Usually when I get back from a holiday I can’t wait to get straight back to the gym, this is probably because I have over indulged on holiday and been disgustingly sedentary during my time away and feel the need to burn off all the extra weight I’ve gained from excess everything!
But not so on this holiday, armed with my pedometer, we calculated that we’d walked nearly 150km in just 6 days. This was a real surprise to us as you don’t seem to notice the distance when every km is steeped in Italian culture and there is something magnificent to see on every corner, and in keeping to our clean vegan diet, there was no fear of piling on the pounds either. In fact I think I may have come back even healthier than before!

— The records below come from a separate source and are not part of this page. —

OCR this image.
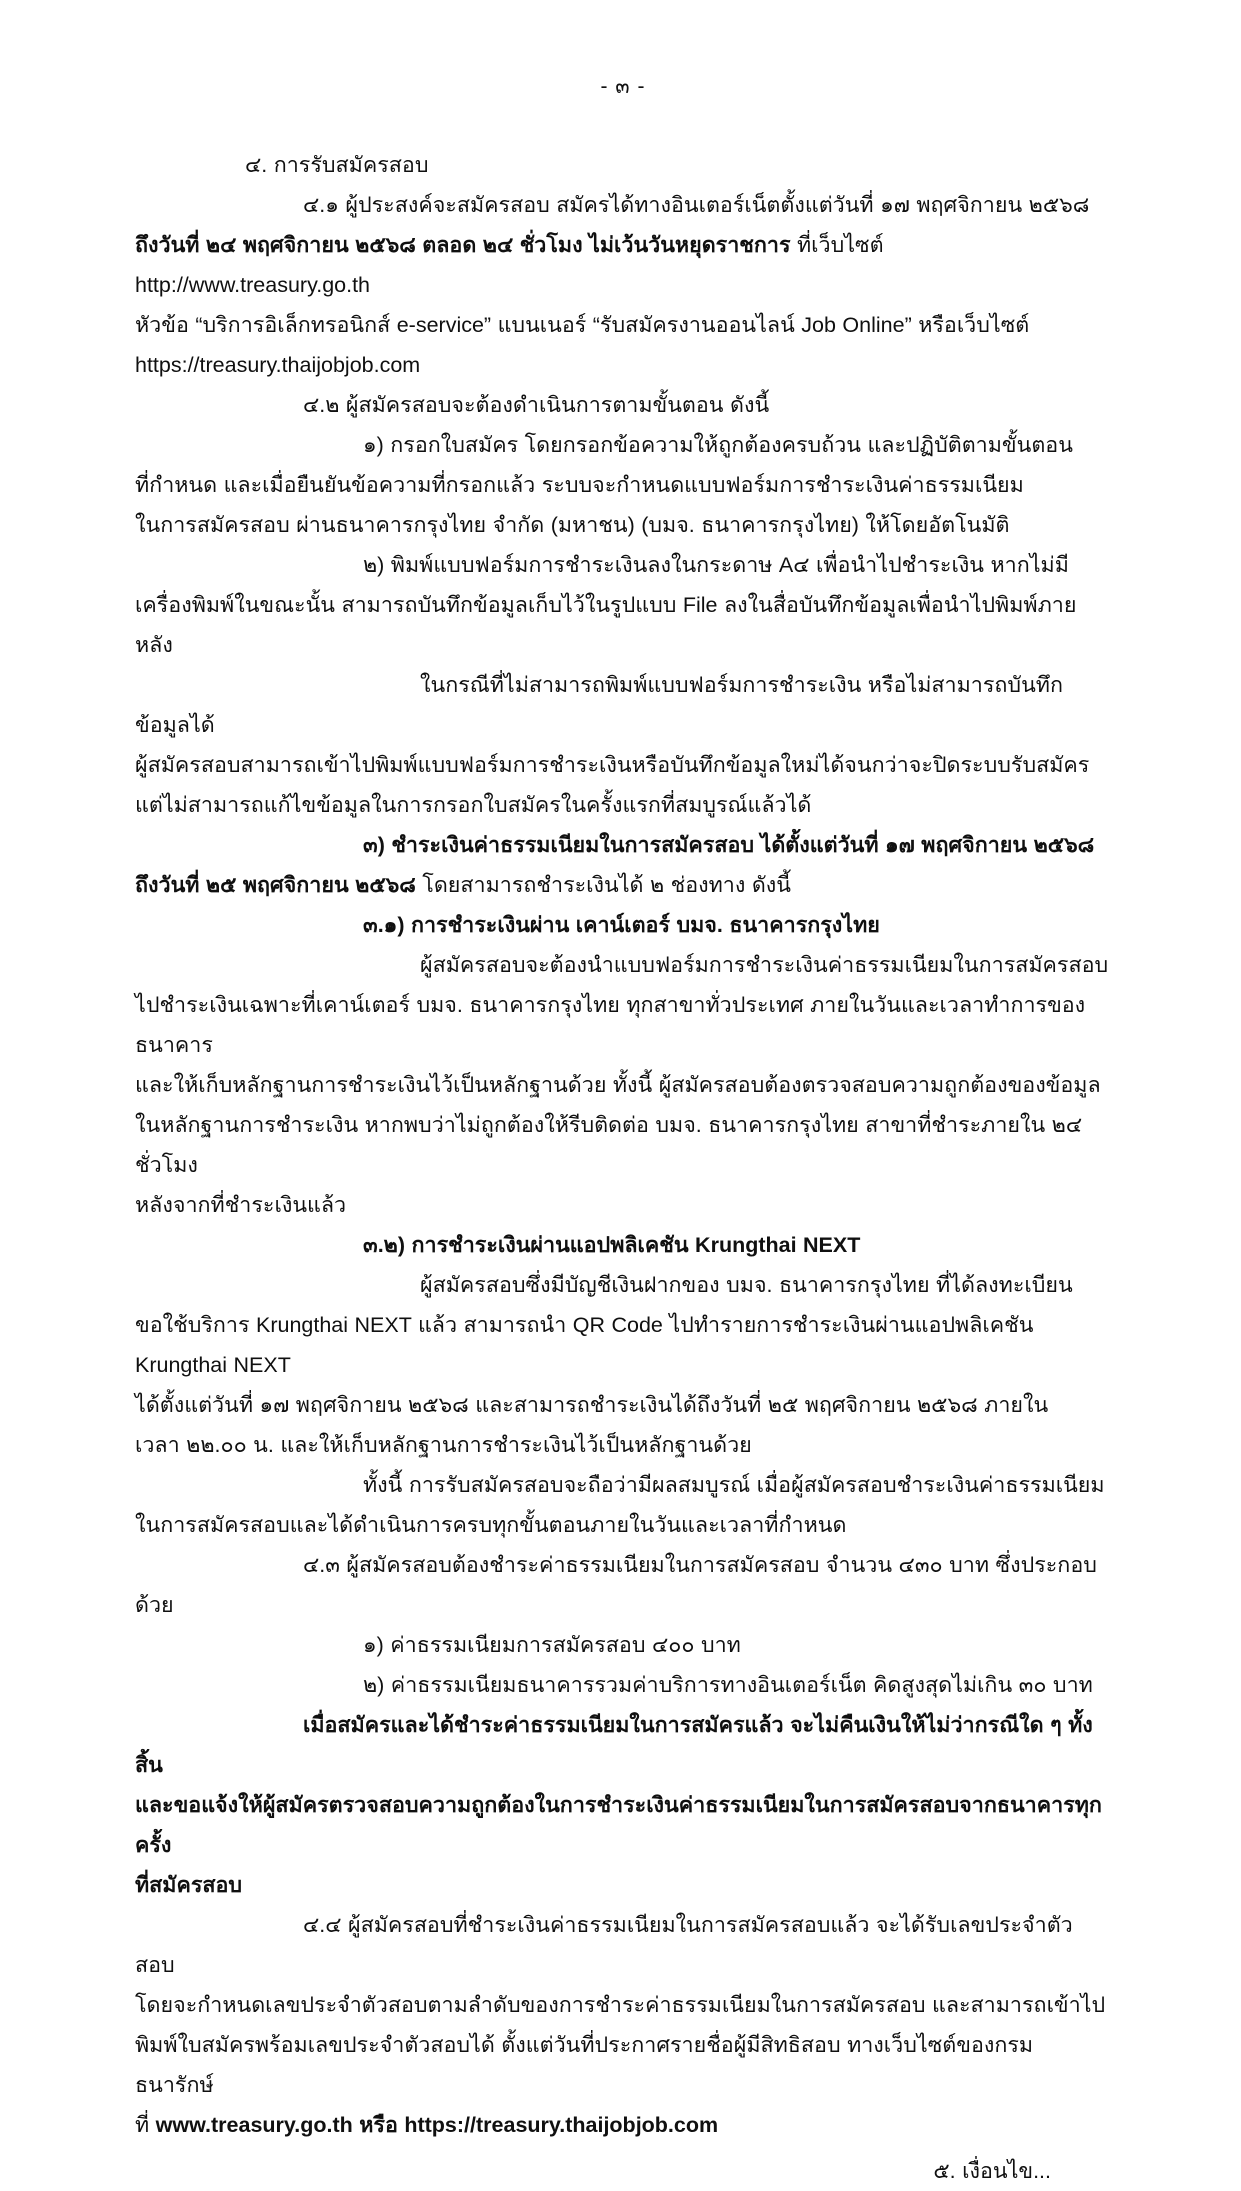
- ๓ -

๔. การรับสมัครสอบ

๔.๑ ผู้ประสงค์จะสมัครสอบ สมัครได้ทางอินเตอร์เน็ตตั้งแต่วันที่ ๑๗ พฤศจิกายน ๒๕๖๘

ถึงวันที่ ๒๔ พฤศจิกายน ๒๕๖๘ ตลอด ๒๔ ชั่วโมง ไม่เว้นวันหยุดราชการ ที่เว็บไซต์ http://www.treasury.go.th

หัวข้อ “บริการอิเล็กทรอนิกส์ e-service” แบนเนอร์ “รับสมัครงานออนไลน์ Job Online” หรือเว็บไซต์

https://treasury.thaijobjob.com

๔.๒ ผู้สมัครสอบจะต้องดำเนินการตามขั้นตอน ดังนี้

๑) กรอกใบสมัคร โดยกรอกข้อความให้ถูกต้องครบถ้วน และปฏิบัติตามขั้นตอน

ที่กำหนด และเมื่อยืนยันข้อความที่กรอกแล้ว ระบบจะกำหนดแบบฟอร์มการชำระเงินค่าธรรมเนียม

ในการสมัครสอบ ผ่านธนาคารกรุงไทย จำกัด (มหาชน) (บมจ. ธนาคารกรุงไทย) ให้โดยอัตโนมัติ

๒) พิมพ์แบบฟอร์มการชำระเงินลงในกระดาษ A๔ เพื่อนำไปชำระเงิน หากไม่มี

เครื่องพิมพ์ในขณะนั้น สามารถบันทึกข้อมูลเก็บไว้ในรูปแบบ File ลงในสื่อบันทึกข้อมูลเพื่อนำไปพิมพ์ภายหลัง

ในกรณีที่ไม่สามารถพิมพ์แบบฟอร์มการชำระเงิน หรือไม่สามารถบันทึกข้อมูลได้

ผู้สมัครสอบสามารถเข้าไปพิมพ์แบบฟอร์มการชำระเงินหรือบันทึกข้อมูลใหม่ได้จนกว่าจะปิดระบบรับสมัคร

แต่ไม่สามารถแก้ไขข้อมูลในการกรอกใบสมัครในครั้งแรกที่สมบูรณ์แล้วได้

๓) ชำระเงินค่าธรรมเนียมในการสมัครสอบ ได้ตั้งแต่วันที่ ๑๗ พฤศจิกายน ๒๕๖๘

ถึงวันที่ ๒๕ พฤศจิกายน ๒๕๖๘ โดยสามารถชำระเงินได้ ๒ ช่องทาง ดังนี้

๓.๑) การชำระเงินผ่าน เคาน์เตอร์ บมจ. ธนาคารกรุงไทย

ผู้สมัครสอบจะต้องนำแบบฟอร์มการชำระเงินค่าธรรมเนียมในการสมัครสอบ

ไปชำระเงินเฉพาะที่เคาน์เตอร์ บมจ. ธนาคารกรุงไทย ทุกสาขาทั่วประเทศ ภายในวันและเวลาทำการของธนาคาร

และให้เก็บหลักฐานการชำระเงินไว้เป็นหลักฐานด้วย ทั้งนี้ ผู้สมัครสอบต้องตรวจสอบความถูกต้องของข้อมูล

ในหลักฐานการชำระเงิน หากพบว่าไม่ถูกต้องให้รีบติดต่อ บมจ. ธนาคารกรุงไทย สาขาที่ชำระภายใน ๒๔ ชั่วโมง

หลังจากที่ชำระเงินแล้ว

๓.๒) การชำระเงินผ่านแอปพลิเคชัน Krungthai NEXT

ผู้สมัครสอบซึ่งมีบัญชีเงินฝากของ บมจ. ธนาคารกรุงไทย ที่ได้ลงทะเบียน

ขอใช้บริการ Krungthai NEXT แล้ว สามารถนำ QR Code ไปทำรายการชำระเงินผ่านแอปพลิเคชัน Krungthai NEXT

ได้ตั้งแต่วันที่ ๑๗ พฤศจิกายน ๒๕๖๘ และสามารถชำระเงินได้ถึงวันที่ ๒๕ พฤศจิกายน ๒๕๖๘ ภายใน

เวลา ๒๒.๐๐ น. และให้เก็บหลักฐานการชำระเงินไว้เป็นหลักฐานด้วย

ทั้งนี้ การรับสมัครสอบจะถือว่ามีผลสมบูรณ์ เมื่อผู้สมัครสอบชำระเงินค่าธรรมเนียม

ในการสมัครสอบและได้ดำเนินการครบทุกขั้นตอนภายในวันและเวลาที่กำหนด

๔.๓ ผู้สมัครสอบต้องชำระค่าธรรมเนียมในการสมัครสอบ จำนวน ๔๓๐ บาท ซึ่งประกอบด้วย

๑) ค่าธรรมเนียมการสมัครสอบ ๔๐๐ บาท

๒) ค่าธรรมเนียมธนาคารรวมค่าบริการทางอินเตอร์เน็ต คิดสูงสุดไม่เกิน ๓๐ บาท

เมื่อสมัครและได้ชำระค่าธรรมเนียมในการสมัครแล้ว จะไม่คืนเงินให้ไม่ว่ากรณีใด ๆ ทั้งสิ้น

และขอแจ้งให้ผู้สมัครตรวจสอบความถูกต้องในการชำระเงินค่าธรรมเนียมในการสมัครสอบจากธนาคารทุกครั้ง

ที่สมัครสอบ

๔.๔ ผู้สมัครสอบที่ชำระเงินค่าธรรมเนียมในการสมัครสอบแล้ว จะได้รับเลขประจำตัวสอบ

โดยจะกำหนดเลขประจำตัวสอบตามลำดับของการชำระค่าธรรมเนียมในการสมัครสอบ และสามารถเข้าไป

พิมพ์ใบสมัครพร้อมเลขประจำตัวสอบได้ ตั้งแต่วันที่ประกาศรายชื่อผู้มีสิทธิสอบ ทางเว็บไซต์ของกรมธนารักษ์

ที่ www.treasury.go.th หรือ https://treasury.thaijobjob.com

๕. เงื่อนไข...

So on our return I wasn’t in my usual desperate rush to work out, not just because we’d had an incredibly active holiday but because the weather here has turned so hot, it was 36°C when we got back and it can be energy zapping. But as I mentioned in previous posts, I do love to workout so I headed back to the gym for an intense workout – starting with a 5km run then making use of the empty studio to do a circuit which was devised from a post I’d seen on pintrest and also other bits and bobs I’ve done previously in circuit class.

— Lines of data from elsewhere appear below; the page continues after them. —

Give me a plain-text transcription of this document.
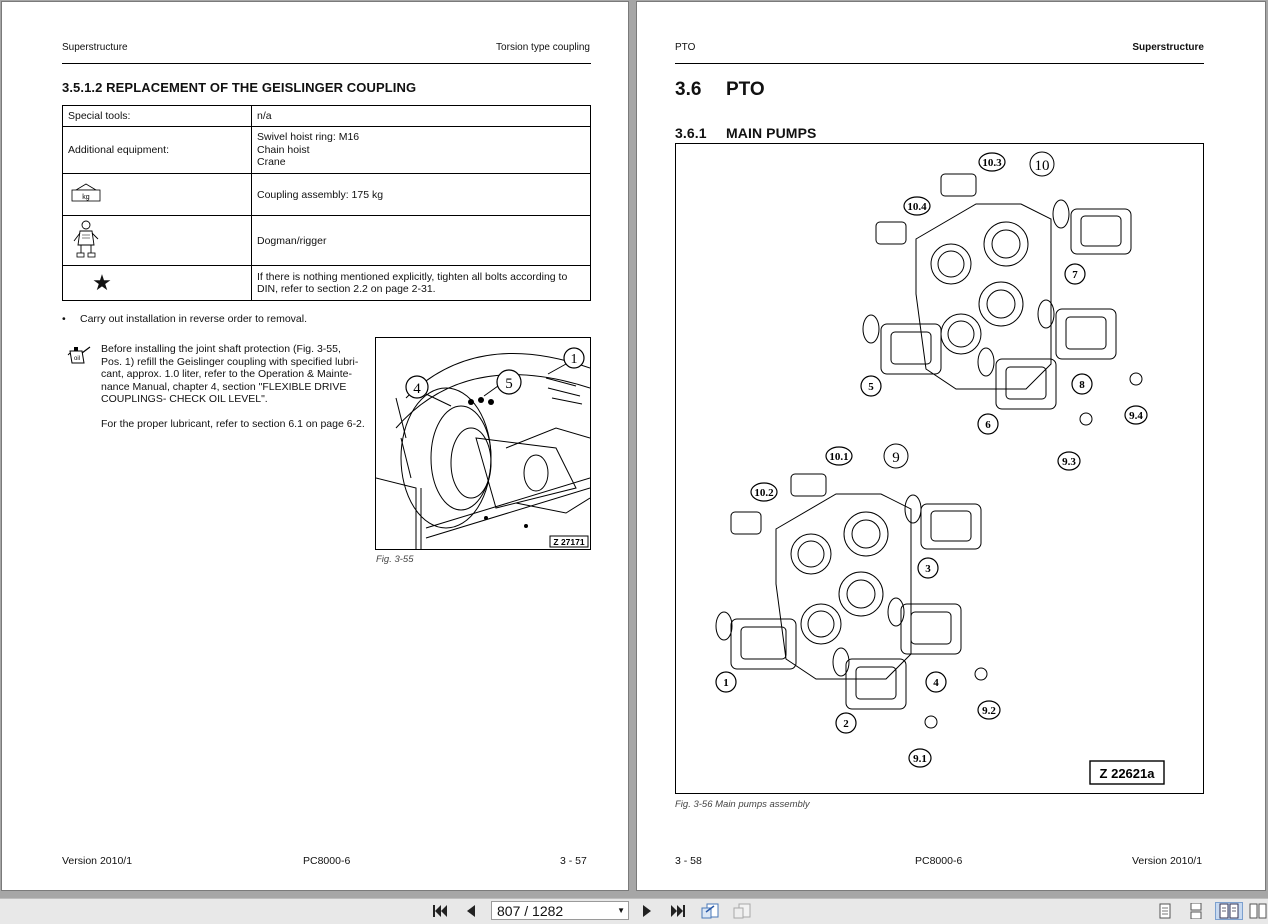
Superstructure	Torsion type coupling
3.5.1.2 REPLACEMENT OF THE GEISLINGER COUPLING
Special tools:	n/a
Additional equipment:	Swivel hoist ring: M16
Chain hoist
Crane

kg	Coupling assembly: 175 kg
	Dogman/rigger

★	If there is nothing mentioned explicitly, tighten all bolts according to DIN, refer to section 2.2 on page 2-31.
• Carry out installation in reverse order to removal.
oil
Before installing the joint shaft protection (Fig. 3-55,
Pos. 1) refill the Geislinger coupling with specified lubri-
cant, approx. 1.0 liter, refer to the Operation & Mainte-
nance Manual, chapter 4, section "FLEXIBLE DRIVE
COUPLINGS- CHECK OIL LEVEL".
For the proper lubricant, refer to section 6.1 on page 6-2.
1
4	5
Z 27171
Fig. 3-55
Version 2010/1	PC8000-6	3 - 57
PTO	Superstructure
3.6 PTO
3.6.1 MAIN PUMPS
10.3 10
10.4
7
5	8
6
9.4
9.3
10.1	9
10.2
3
1	4
2
9.2
9.1
Z 22621a
Fig. 3-56 Main pumps assembly
3 - 58	PC8000-6	Version 2010/1
807 / 1282	▼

Yvonne’s Back from Holiday Circuit
50 Jump Jack
20 Alternating lunges
10 Tuck jumps
60 High knees
20 Jump squats
1 minute of skipping between each exercise
20 chair dips
25 push ups
20 pullovers with dumbbell
40 bicycle crunches (slowly)
10 leg raises
2 rotational planks
100 mason twists
All I’m going to say is…. ouch! I knack today, but it’s that deliciously wonderful ache of a good workout and it’s popped me back into the right frame of mind for my summer workout routine as well.
I also got some great motivation at the gym as I was leaving, a friend of mine was on the treadmill banging out 10km in just 52 minutes, so I’m going to take inspiration from her as I’m still relatively new to running and can only manage 5km in 35 minutes which I will need to improve on, but you have to start somewhere right!
Oh and a little tip for those of you who suffer like me from having flat feet and are cursed with shin splints after a run, a friend at the gym recommended I put the elevation on the treadmill to 1, so I wasn’t running flat, it seems to have worked really well. I’ve had no problems after my run where usually I’m in a bit of pain.